When children are involved, divorce can be complex due to determining custody, parenting schedules and child support. Adding in a parent who is active in the military can make these things more challenging to figure out.
Although custody issues may be the main focus for military families going through divorce, active duty also affects the calculation and modification of child support. Knowing the law concerning these issues can help you financially prepare, whether you are the obligor (payer) or obligee (payee).
Calculating child support
The basic guidelines for establishing the amount of child support are the same for all families:
- Number and ages of children
- Income of each parent
- Custody arrangement
- Special needs of the children
However, additional factors may apply for active servicemembers. For example, does frequent deployment of the military parent mean the stateside parent cares for the children all the time? Are both parents in the military? Will spousal support also be necessary if one spouse turned down education and employment to be the primary caretaker while the military spouse was serving abroad?
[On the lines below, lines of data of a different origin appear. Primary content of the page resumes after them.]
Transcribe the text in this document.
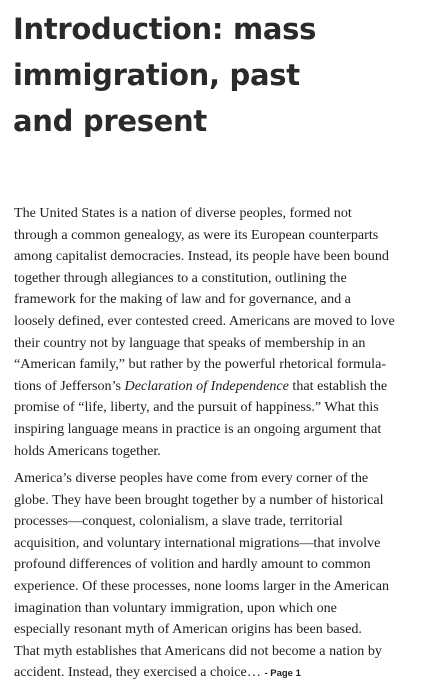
Introduction: mass
immigration, past
and present
The United States is a nation of diverse peoples, formed not
through a common genealogy, as were its European counterparts
among capitalist democracies. Instead, its people have been bound
together through allegiances to a constitution, outlining the
framework for the making of law and for governance, and a
loosely defined, ever contested creed. Americans are moved to love
their country not by language that speaks of membership in an
“American family,” but rather by the powerful rhetorical formula-
tions of Jefferson’s Declaration of Independence that establish the
promise of “life, liberty, and the pursuit of happiness.” What this
inspiring language means in practice is an ongoing argument that
holds Americans together.
America’s diverse peoples have come from every corner of the
globe. They have been brought together by a number of historical
processes—conquest, colonialism, a slave trade, territorial
acquisition, and voluntary international migrations—that involve
profound differences of volition and hardly amount to common
experience. Of these processes, none looms larger in the American
imagination than voluntary immigration, upon which one
especially resonant myth of American origins has been based.
That myth establishes that Americans did not become a nation by
accident. Instead, they exercised a choice… - Page 1
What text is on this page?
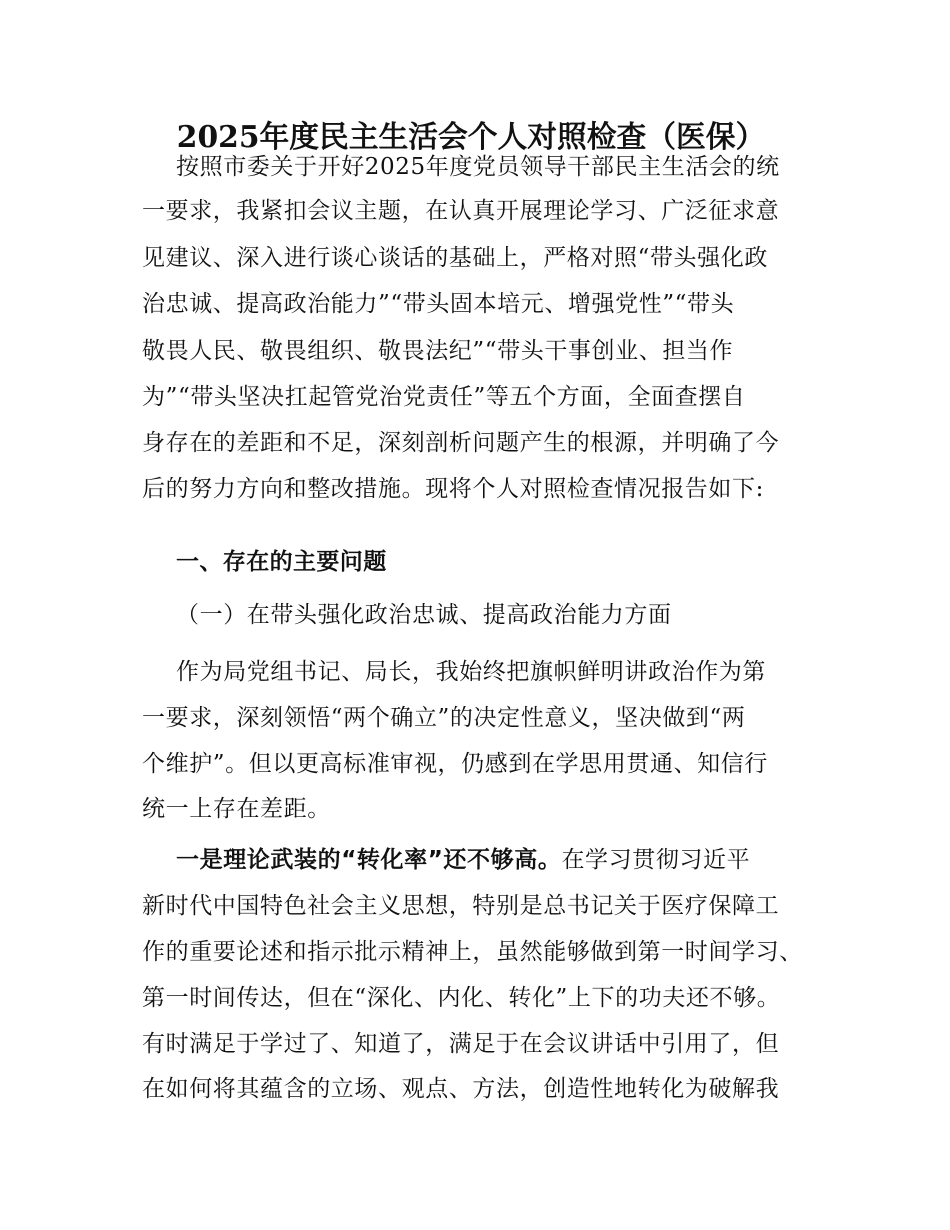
2025年度民主生活会个人对照检查（医保）
按照市委关于开好2025年度党员领导干部民主生活会的统
一要求，我紧扣会议主题，在认真开展理论学习、广泛征求意
见建议、深入进行谈心谈话的基础上，严格对照“带头强化政
治忠诚、提高政治能力”“带头固本培元、增强党性”“带头
敬畏人民、敬畏组织、敬畏法纪”“带头干事创业、担当作
为”“带头坚决扛起管党治党责任”等五个方面，全面查摆自
身存在的差距和不足，深刻剖析问题产生的根源，并明确了今
后的努力方向和整改措施。现将个人对照检查情况报告如下:
一、存在的主要问题
（一）在带头强化政治忠诚、提高政治能力方面
作为局党组书记、局长，我始终把旗帜鲜明讲政治作为第
一要求，深刻领悟“两个确立”的决定性意义，坚决做到“两
个维护”。但以更高标准审视，仍感到在学思用贯通、知信行
统一上存在差距。
一是理论武装的“转化率”还不够高。在学习贯彻习近平
新时代中国特色社会主义思想，特别是总书记关于医疗保障工
作的重要论述和指示批示精神上，虽然能够做到第一时间学习、
第一时间传达，但在“深化、内化、转化”上下的功夫还不够。
有时满足于学过了、知道了，满足于在会议讲话中引用了，但
在如何将其蕴含的立场、观点、方法，创造性地转化为破解我
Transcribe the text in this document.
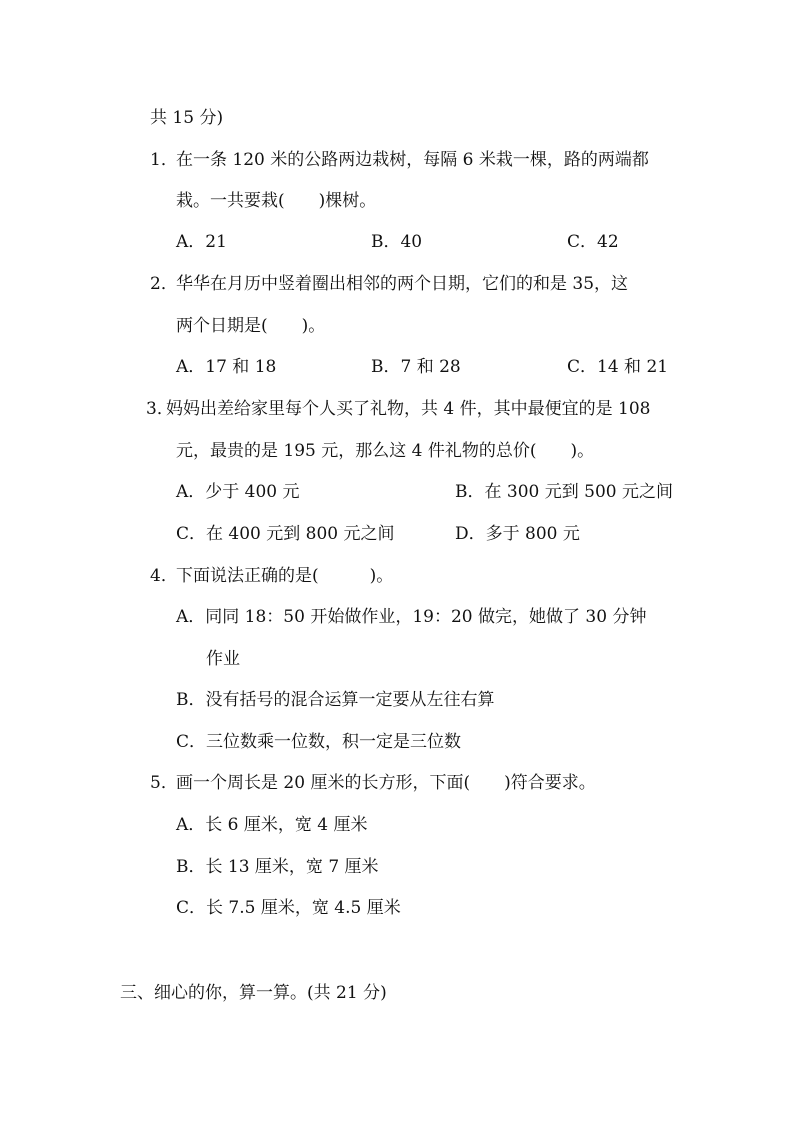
共 15 分)
1．
在一条 120 米的公路两边栽树，每隔 6 米栽一棵，路的两端都
栽。一共要栽(　　)棵树。
A．21	B．40	C．42
2．
华华在月历中竖着圈出相邻的两个日期，它们的和是 35，这
两个日期是(　　)。
A．17 和 18	B．7 和 28	C．14 和 21
3．
妈妈出差给家里每个人买了礼物，共 4 件，其中最便宜的是 108
元，最贵的是 195 元，那么这 4 件礼物的总价(　　)。
A．少于 400 元	B．在 300 元到 500 元之间
C．在 400 元到 800 元之间	D．多于 800 元
4．
下面说法正确的是(　　　)。
A．同同 18：50 开始做作业，19：20 做完，她做了 30 分钟
作业
B．没有括号的混合运算一定要从左往右算
C．三位数乘一位数，积一定是三位数
5．
画一个周长是 20 厘米的长方形，下面(　　)符合要求。
A．长 6 厘米，宽 4 厘米
B．长 13 厘米，宽 7 厘米
C．长 7.5 厘米，宽 4.5 厘米
三、细心的你，算一算。(共 21 分)
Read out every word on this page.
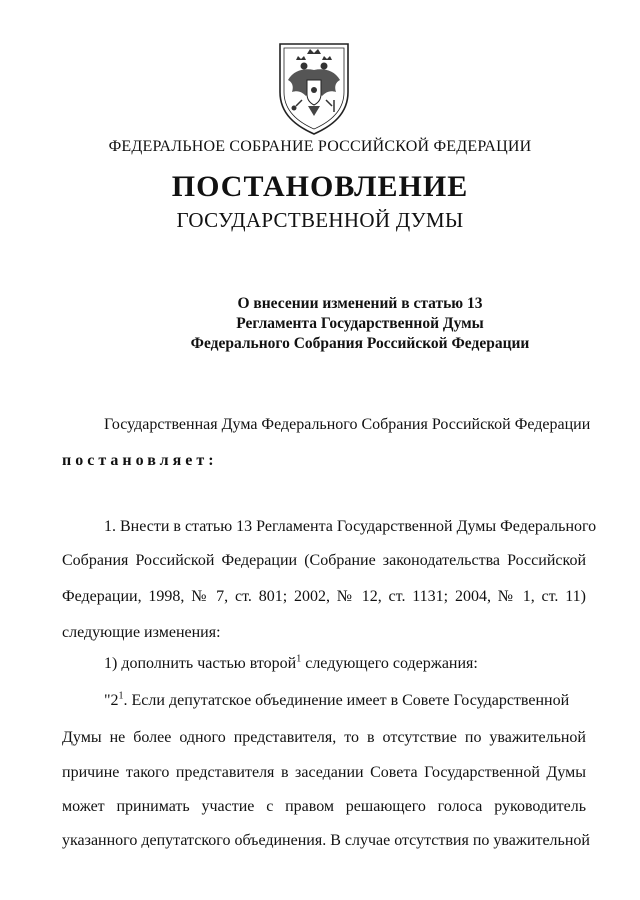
ФЕДЕРАЛЬНОЕ СОБРАНИЕ РОССИЙСКОЙ ФЕДЕРАЦИИ
ПОСТАНОВЛЕНИЕ
ГОСУДАРСТВЕННОЙ ДУМЫ
О внесении изменений в статью 13
Регламента Государственной Думы
Федерального Собрания Российской Федерации
Государственная Дума Федерального Собрания Российской Федерации
постановляет:
1. Внести в статью 13 Регламента Государственной Думы Федерального
Собрания Российской Федерации (Собрание законодательства Российской
Федерации, 1998, № 7, ст. 801; 2002, № 12, ст. 1131; 2004, № 1, ст. 11)
следующие изменения:
1) дополнить частью второй$^1$ следующего содержания:
"$2^1$. Если депутатское объединение имеет в Совете Государственной
Думы не более одного представителя, то в отсутствие по уважительной
причине такого представителя в заседании Совета Государственной Думы
может принимать участие с правом решающего голоса руководитель
указанного депутатского объединения. В случае отсутствия по уважительной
An attorney can review your case with you to estimate what child support would look like for your situation.
Modifying child support
If you and your ex do not come up with your own agreement, the court will decide on the payment amount based on what is best under the current circumstances. When those circumstances change, you can request a modification of the child support order. For example, a military spouse who faces deployment can petition for a review to reduce the payment amount. Usually, the reduction will only last until the parent returns, and then the original amount will continue. Promotions to higher-paying positions may be cause for the obligee to pursue a modification to increase the amount. Retiring from the military will also affect child support, especially as it will probably change the custody arrangement.